We talked, we laughed, held hands, and kissed as if we were living a completely different life. It was us, but not us.
It’s all so … confusing.
I didn’t plan to want a boyfriend, and I know that a weekend of fun by no means is what we are, but I’m not stupid. I’ve developed feelings for this man, and I can’t deny it.
I turn onto my side to admire the man lying next to me. His large body looks like everything he would do is rough and intense.
I smile. Alright, so there is a side of him like that, but the rest of this man is pure kindness, and I can’t believe I resisted him for so long.
I missed out on getting to know the real him because I get so focused on other people’s opinions.
I had a hunch that knowing Declan would result in making me fall for him, and I wasn't wrong.
He’s everything I’d be looking for in a man.
But I guess it doesn't really matter, does it? Once we leave this room, we go back to who we were before we got here, because that was the deal we made two nights ago.
Well, minus the snarky comments from me.
I could never go back to that now that I know this side of him. The flirty side. The side that made me feel more confident in who I am than I have in years.
I close my eyes and roll to lay on my back.
This urge to snuggle against Declan right now, to hold his hand as we walk around this city again, across the airport, anywhere really, hits me in a rush.
It’s not practical.
We are simply two people who are attracted to each other andrandomly got stuck in a room together with one bed who also happen to live together back home.
The tension from always being near the other was thick, and we weren’t strong enough to hold back.
It’s as simple as that.
I groan and press the heels of my palms into my eyes.

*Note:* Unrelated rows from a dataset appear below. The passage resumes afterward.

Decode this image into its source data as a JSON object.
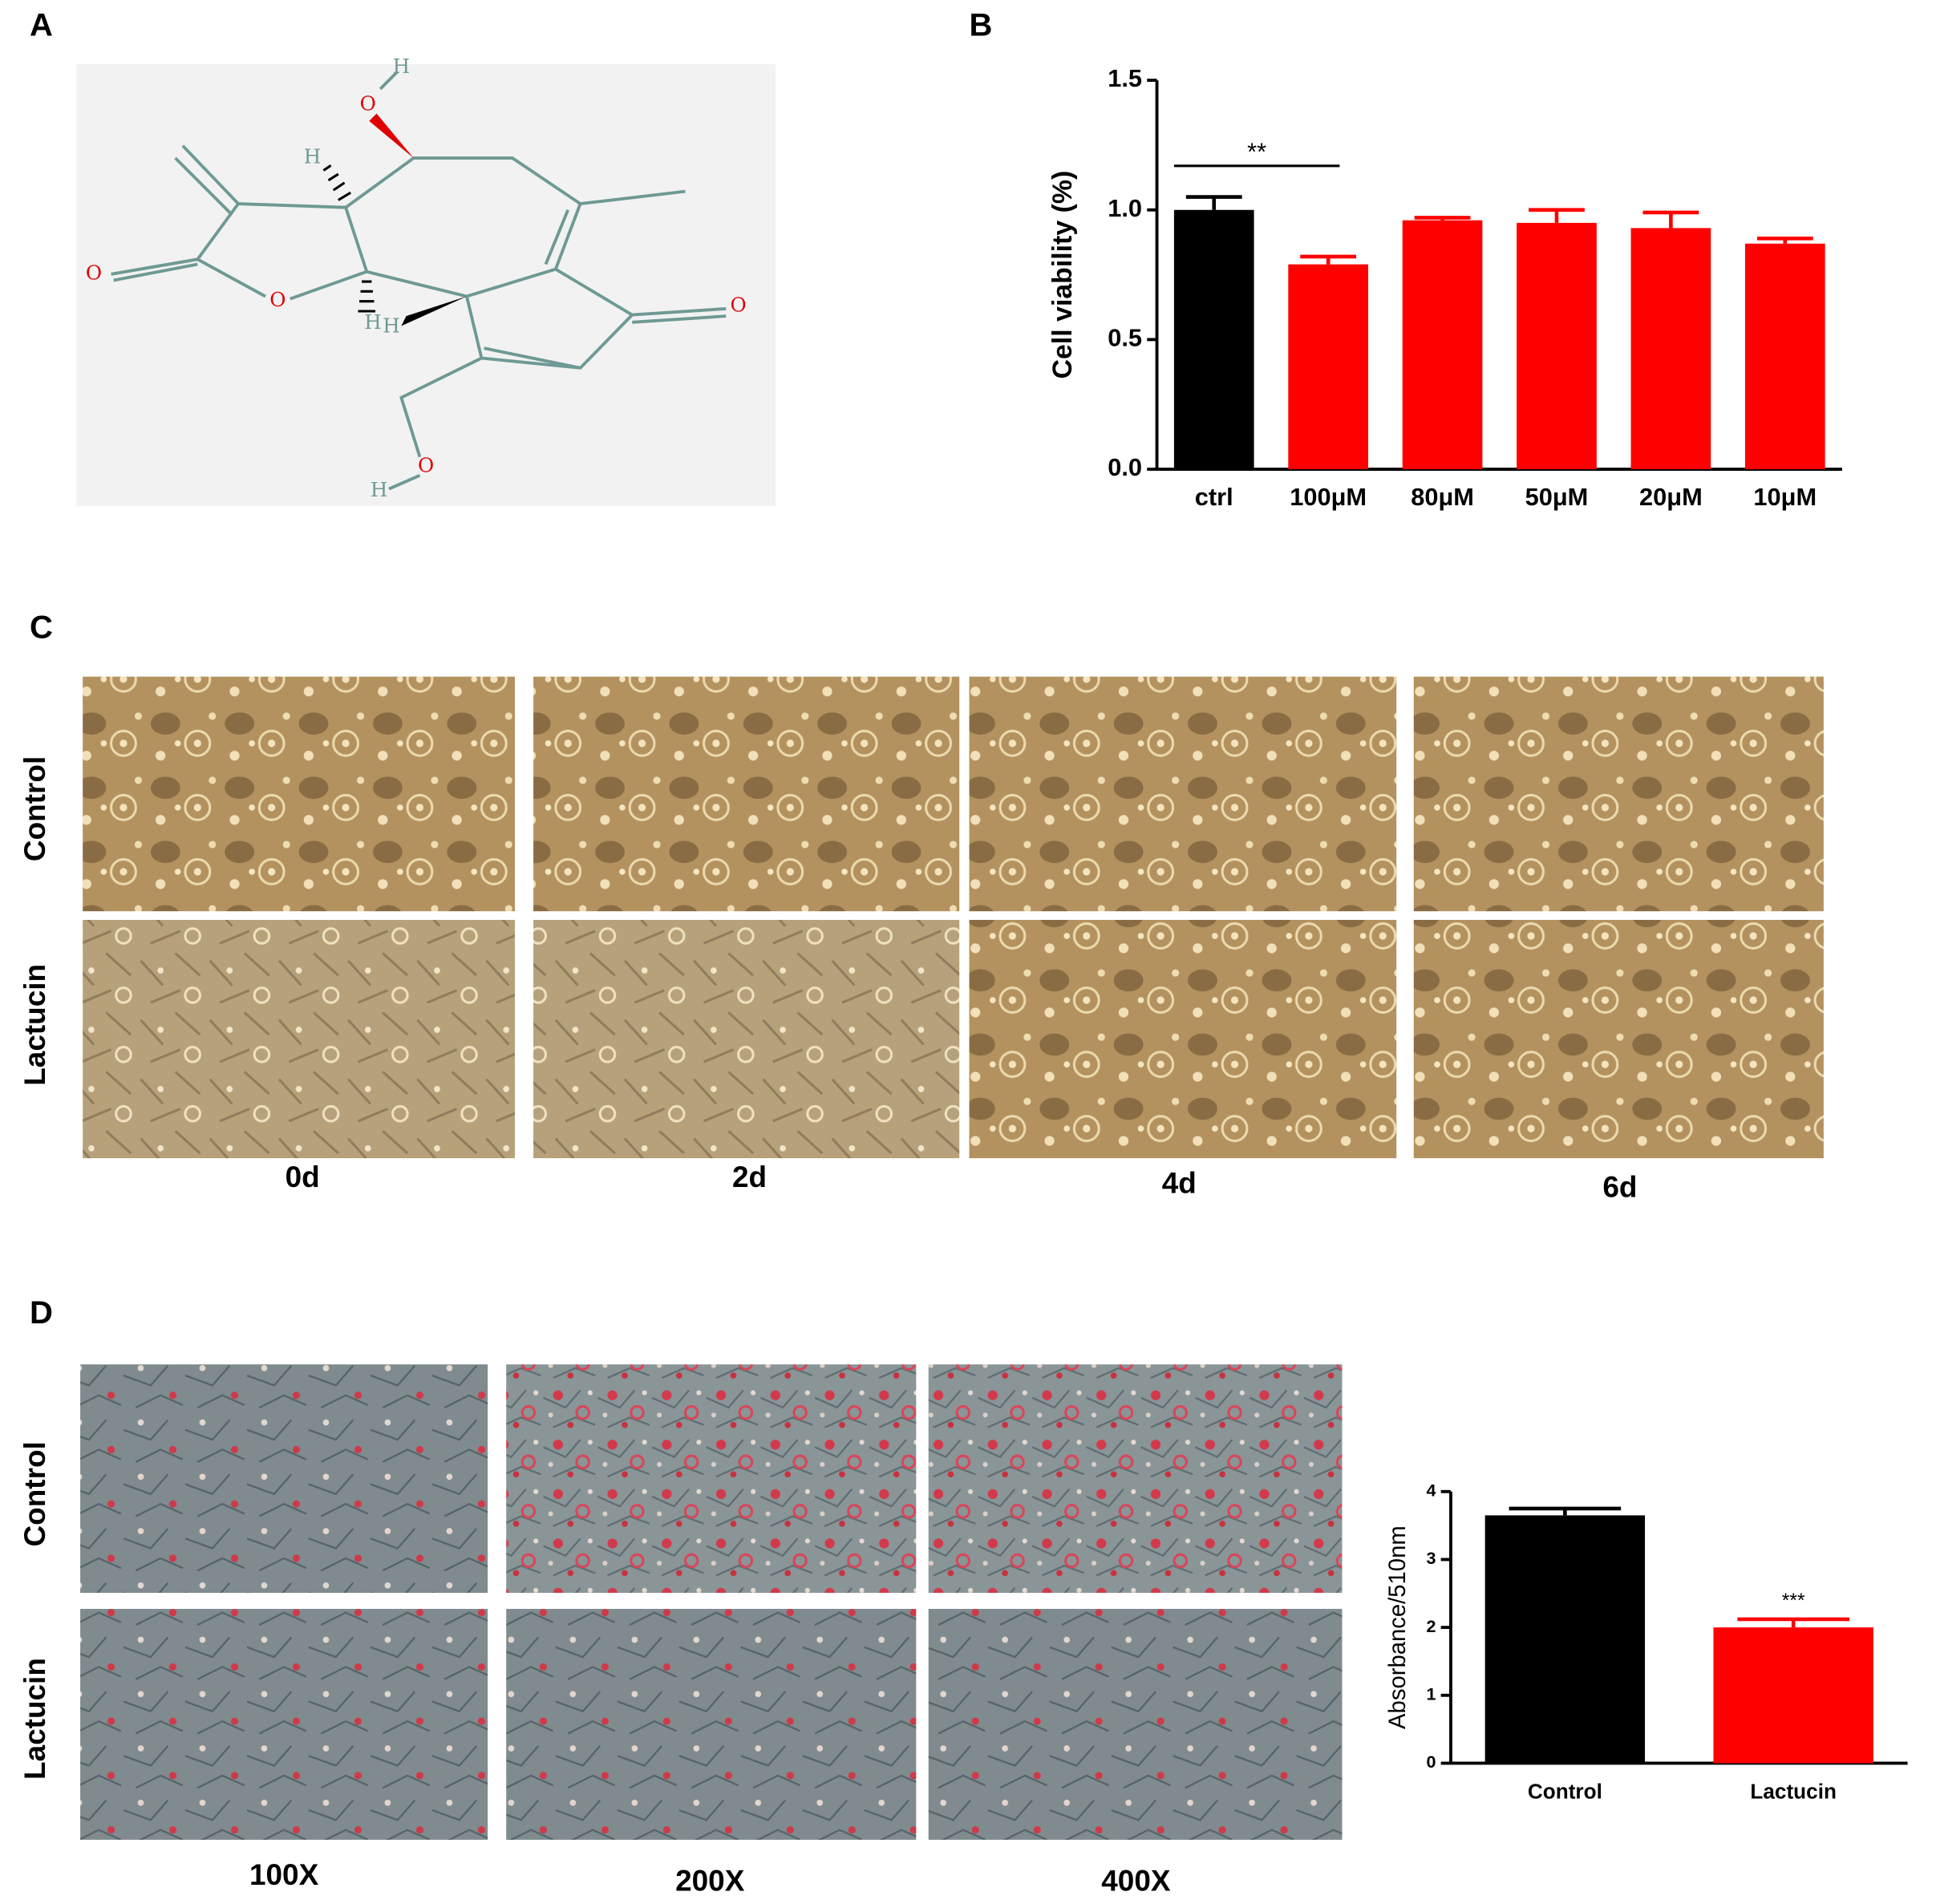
{
  "panels": {
    "a": "A",
    "b": "B",
    "c": "C",
    "d": "D"
  },
  "molecule": {
    "atoms": [
      "H",
      "O",
      "H",
      "O",
      "O",
      "H",
      "H",
      "O",
      "O",
      "H"
    ]
  },
  "panel_c": {
    "rows": [
      "Control",
      "Lactucin"
    ],
    "columns": [
      "0d",
      "2d",
      "4d",
      "6d"
    ]
  },
  "panel_d": {
    "rows": [
      "Control",
      "Lactucin"
    ],
    "columns": [
      "100X",
      "200X",
      "400X"
    ]
  },
  "chart_data": [
    {
      "type": "bar",
      "y_label": "Cell viability (%)",
      "categories": [
        "ctrl",
        "100μM",
        "80μM",
        "50μM",
        "20μM",
        "10μM"
      ],
      "values": [
        1.0,
        0.79,
        0.96,
        0.95,
        0.93,
        0.87
      ],
      "errors": [
        0.05,
        0.03,
        0.01,
        0.05,
        0.06,
        0.02
      ],
      "colors": [
        "#000000",
        "#ff0000",
        "#ff0000",
        "#ff0000",
        "#ff0000",
        "#ff0000"
      ],
      "ylim": [
        0,
        1.5
      ],
      "yticks": [
        {
          "value": 0,
          "label": "0.0"
        },
        {
          "value": 0.5,
          "label": "0.5"
        },
        {
          "value": 1,
          "label": "1.0"
        },
        {
          "value": 1.5,
          "label": "1.5"
        }
      ],
      "annotation": "**"
    },
    {
      "type": "bar",
      "y_label": "Absorbance/510nm",
      "categories": [
        "Control",
        "Lactucin"
      ],
      "values": [
        3.65,
        2.0
      ],
      "errors": [
        0.1,
        0.12
      ],
      "colors": [
        "#000000",
        "#ff0000"
      ],
      "ylim": [
        0,
        4
      ],
      "yticks": [
        0,
        1,
        2,
        3,
        4
      ],
      "annotation": "***"
    }
  ]
}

How many more excuses am I going to come up with for why I made the choices I made?
I like Declan. I think a part of me always has.
“I sure hope you’re groaning because our flight back to Lovers is today and that means we have to go back to our own beds tonight.”
I let out a soft laugh.
I might be now.
“Nope.”
I roll to my side, tucking my hands under the side of my face as I lie there and look at him. He rolls to his side, too, and studies me.
I smile, because when it comes to Declan Young these days, that’s all my face wants to do.
I like the way he looks at me.
I don’t want to like it.
The rush of emotions that comes with it is almost too much.
“Alright, what’s wrong then?” he asks and props his head up to wait for my answer. His eyes stare so deeply into mine, it feels like he’s trying to read my mind.